JAKARTA Postkeadian – Dua orang mahasiswa, Ahmad Alfarizy dan Nur Fauzi Ramadhan, mengajukan permohonan pengujian Pasal 7 ayat (2) huruf s Undang-Undang Nomor 10 Tahun 2016 tentang Perubahan Kedua Atas Undang-Undang Nomor 1 Tahun 2015 tentang Penetapan Peraturan Pemerintah Pengganti Undang-Undang Nomor 1 Tahun 2014 tentang Pemilihan Gubernur, Bupati, dan Walikota Menjadi Undang-Undang (UU Pilkada) ke Mahkamah Konstitusi. Sidang Pendahuluan dari Perkara Nomor 12/PUU-XXII/2024 ini dilaksanakan di Mahkamah Konstitusi (MK) pada Jumat (2/2/2024) oleh Panel Hakim yakni Ketua MK Suhartoyo, Hakim Konstitusi Enny Nurbaningsih, dan Hakim Konstitusi Daniel Yusmic P. Foekh.

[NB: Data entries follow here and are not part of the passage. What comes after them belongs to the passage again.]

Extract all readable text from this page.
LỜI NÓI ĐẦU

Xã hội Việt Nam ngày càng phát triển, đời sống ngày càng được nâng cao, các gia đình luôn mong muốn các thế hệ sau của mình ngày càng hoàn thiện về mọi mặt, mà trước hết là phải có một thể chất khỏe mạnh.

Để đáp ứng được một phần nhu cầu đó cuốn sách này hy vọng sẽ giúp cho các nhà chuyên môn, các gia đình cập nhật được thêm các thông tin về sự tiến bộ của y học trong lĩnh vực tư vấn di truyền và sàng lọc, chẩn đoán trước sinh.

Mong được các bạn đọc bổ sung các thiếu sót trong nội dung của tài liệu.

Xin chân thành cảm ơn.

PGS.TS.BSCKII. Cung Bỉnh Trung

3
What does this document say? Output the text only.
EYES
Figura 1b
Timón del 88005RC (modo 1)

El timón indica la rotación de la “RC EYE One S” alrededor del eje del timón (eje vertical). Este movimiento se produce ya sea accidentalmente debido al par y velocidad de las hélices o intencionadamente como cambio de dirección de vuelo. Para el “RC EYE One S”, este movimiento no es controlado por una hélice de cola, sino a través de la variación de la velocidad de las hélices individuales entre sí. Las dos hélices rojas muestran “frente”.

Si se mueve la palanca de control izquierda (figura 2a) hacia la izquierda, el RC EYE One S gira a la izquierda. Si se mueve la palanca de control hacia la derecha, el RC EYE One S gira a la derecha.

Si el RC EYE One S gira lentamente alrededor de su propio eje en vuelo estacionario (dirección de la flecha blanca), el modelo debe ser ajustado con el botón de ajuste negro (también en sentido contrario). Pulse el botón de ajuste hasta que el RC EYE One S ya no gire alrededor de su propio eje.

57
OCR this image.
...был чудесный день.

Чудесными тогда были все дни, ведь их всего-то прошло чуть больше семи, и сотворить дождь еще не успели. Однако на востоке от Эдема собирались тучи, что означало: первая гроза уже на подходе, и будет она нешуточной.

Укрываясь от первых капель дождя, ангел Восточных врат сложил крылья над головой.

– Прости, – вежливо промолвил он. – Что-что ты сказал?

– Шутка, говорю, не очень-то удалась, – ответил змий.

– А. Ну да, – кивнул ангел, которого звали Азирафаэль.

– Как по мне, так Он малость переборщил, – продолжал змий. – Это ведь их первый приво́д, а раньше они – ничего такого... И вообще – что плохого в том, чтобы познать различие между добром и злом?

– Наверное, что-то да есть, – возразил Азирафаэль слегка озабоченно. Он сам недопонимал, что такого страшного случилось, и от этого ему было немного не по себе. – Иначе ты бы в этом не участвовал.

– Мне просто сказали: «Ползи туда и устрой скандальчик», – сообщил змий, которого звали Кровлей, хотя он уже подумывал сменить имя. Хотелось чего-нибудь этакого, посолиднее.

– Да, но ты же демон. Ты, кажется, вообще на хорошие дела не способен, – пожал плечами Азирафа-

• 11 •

Pasal 7 ayat (2) huruf s UU Pilkada menyatakan, “Calon Gubernur dan Calon Wakil Gubernur, Calon Bupati dan Calon Wakil Bupati, serta Calon Walikota dan Calon Wakil Walikota sebagaimana dimaksud pada ayat (1) harus memenuhi persyaratan sebagai berikut: … menyatakan secara tertulis pengunduran diri sebagai anggota Dewan Perwakilan Rakyat, anggota Dewan Perwakilan Daerah, dan anggota Dewan Perwakilan Rakyat Daerah sejak ditetapkan sebagai pasangan calon peserta Pemilihan.”
Fauzi menyebutkan pasal tersebut menyatakan pengunduran diri dari posisi anggota DPR, DPD, atau DPRD yang ingin menjadi peserta dalam pemilihan kepada daerah (pilkada). Namun pada pasal tersebut tidak mengakomodir soal pengunduran diri bagi calon legislatif terpilih yang belum dilantik. Akibatnya, dikhawatirkan adanya konflik status antara caleg terpilih Pemilu 2024 dengan pasangan calon peserta Pilkada 2024. Bahkan jika dilanjutkan, sambung Fauzi, hal demikian bisa menghalangi proses kaderisasi dalam partai politik.